Implementing euler equation custom boundaries

[Nadexterbrown]

Hello All,
I am new here and trying to get the hang of using Pyro to solve the Euler equations. I have been able to follow and run the Sod test. Currently, I am a bit confused about how to set up custom boundary conditions. I am attempting to solve the Euler equation for a channel with an imposed velocity at the left-hand side (similar to a piston accelerating). However, from my understanding, to set a Dirichlet boundary condition value, one must go through the multigrid solvers, requiring one to restate the problem again using the equation types provided. Am I understanding this correctly? Any assistance on this would be greatly appreciated. Thank you and have a nice day.
Best,
Nolan Dexter

[zingale]

I think that the closest we have to what you are interested in is with the double Mach reflection problem, ramp.

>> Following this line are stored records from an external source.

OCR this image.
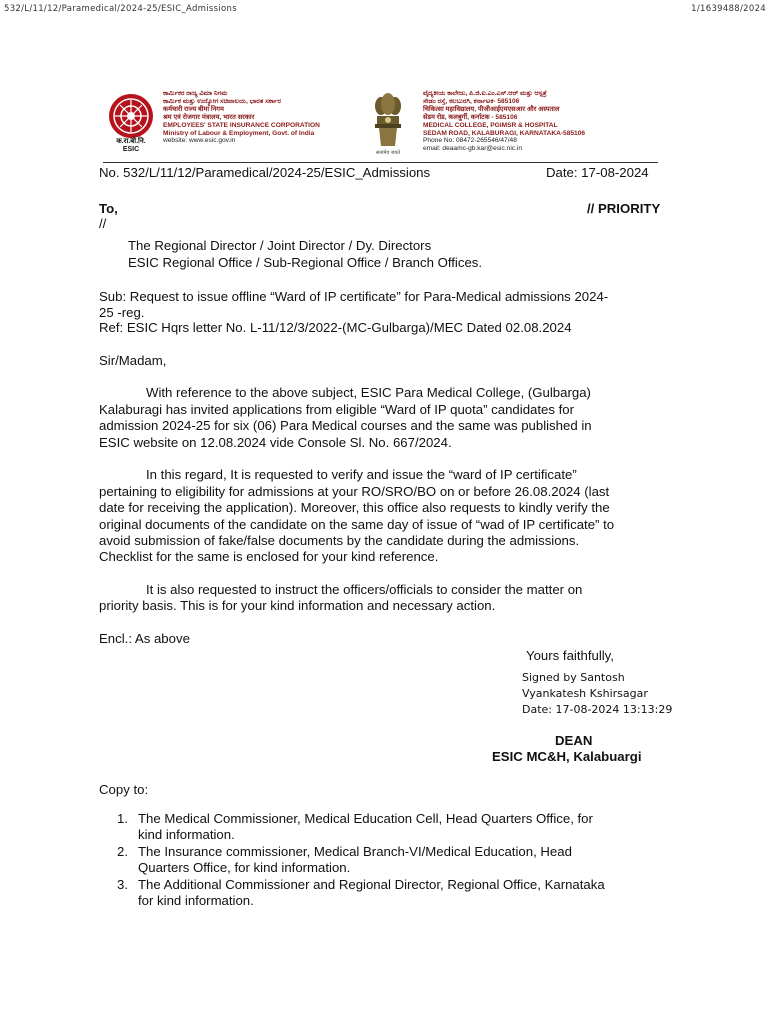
532/L/11/12/Paramedical/2024-25/ESIC_Admissions	1/1639488/2024
क.रा.बी.नि.
ESIC
ಕಾರ್ಮಿಕರ ರಾಜ್ಯ ವಿಮಾ ನಿಗಮ
ಕಾರ್ಮಿಕ ಮತ್ತು ಉದ್ಯೋಗ ಸಚಿವಾಲಯ, ಭಾರತ ಸರ್ಕಾರ
कर्मचारी राज्य बीमा निगम
श्रम एवं रोजगार मंत्रालय, भारत सरकार
EMPLOYEES' STATE INSURANCE CORPORATION
Ministry of Labour & Employment, Govt. of India
website: www.esic.gov.in
सत्यमेव जयते
ವೈದ್ಯಕೀಯ ಕಾಲೇಜು, ಪಿ.ಜಿ.ಐ.ಎಂ.ಎಸ್.ಆರ್ ಮತ್ತು ಆಸ್ಪತ್ರೆ
ಸೇಡಂ ರಸ್ತೆ, ಕಲಬುರಗಿ, ಕರ್ನಾಟಕ- 585106
चिकित्सा महाविद्यालय, पीजीआईएमएसआर और अस्पताल
सेडम रोड, कलबुर्गी, कर्नाटक - 585106
MEDICAL COLLEGE, PGIMSR & HOSPITAL
SEDAM ROAD, KALABURAGI, KARNATAKA-585106
Phone No: 08472-265546/47/48
email: deaamc-gb.kar@esic.nic.in
No. 532/L/11/12/Paramedical/2024-25/ESIC_Admissions	Date: 17-08-2024
To,	// PRIORITY
//
The Regional Director / Joint Director / Dy. Directors
ESIC Regional Office / Sub-Regional Office / Branch Offices.
Sub: Request to issue offline “Ward of IP certificate” for Para-Medical admissions 2024-
25 -reg.
Ref: ESIC Hqrs letter No. L-11/12/3/2022-(MC-Gulbarga)/MEC Dated 02.08.2024
Sir/Madam,
With reference to the above subject, ESIC Para Medical College, (Gulbarga)
Kalaburagi has invited applications from eligible “Ward of IP quota” candidates for
admission 2024-25 for six (06) Para Medical courses and the same was published in
ESIC website on 12.08.2024 vide Console Sl. No. 667/2024.
In this regard, It is requested to verify and issue the “ward of IP certificate”
pertaining to eligibility for admissions at your RO/SRO/BO on or before 26.08.2024 (last
date for receiving the application). Moreover, this office also requests to kindly verify the
original documents of the candidate on the same day of issue of “wad of IP certificate” to
avoid submission of fake/false documents by the candidate during the admissions.
Checklist for the same is enclosed for your kind reference.
It is also requested to instruct the officers/officials to consider the matter on
priority basis. This is for your kind information and necessary action.
Encl.: As above
Yours faithfully,
Signed by Santosh
Vyankatesh Kshirsagar
Date: 17-08-2024 13:13:29
DEAN
ESIC MC&H, Kalabuargi
Copy to:
1. The Medical Commissioner, Medical Education Cell, Head Quarters Office, for
kind information.
2. The Insurance commissioner, Medical Branch-VI/Medical Education, Head
Quarters Office, for kind information.
3. The Additional Commissioner and Regional Director, Regional Office, Karnataka
for kind information.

The boundary conditions for that are here:

pyro2/pyro/compressible/BC.py

Line 183 in a3da1f1

elif bc_name == "ramp":

I would start with something like that, but if it doesn't work well, we might want to try to do a proper inflow using a one-sided stencil and specifying the interface state outside of the domain directly.

[Nadexterbrown]

Hello again, I have been attempting to implement the piston boundary condition using both of the approaches mentioned in the prior message. Currently, the boundary ghost cells appear to be behaving as expected, imposing the velocity onto the gas within the system. However, after a few time steps there appears a spike in the energy that then drives a spike in the velocity above the piston velocity, which is not physical. This behavior is observed occuring as the pushed gas begins to form a shock wave ahead of the piston within the domain. I have tried various approaches, setting the piston state a few cells into the domain at simulation start, setting a relaxed ramp up time, and decreasing the cfl number. Nothing so far has resolved this problem. Any assistance or recommendations would be extremely appreciated. I have uploaded simulation results showing this behavior (https://github.com/Nadexterbrown/1D-Eulerian-Piston-Euler-Solver/tree/main/Constant-Velocity-Piston-Figures/Comparison), with the aformentioned phenomena occuring just after the 1000th time step.

[zingale]

boundary conditions are always tricky. One issue might be that you are setting the velocity in the ghost cells, but what you actually want is for the ghost cell values to give you the correct velocity on the interface itself when you do the reconstruction of the data to the interfaces. This requires understanding the stencil used by the hydro itself.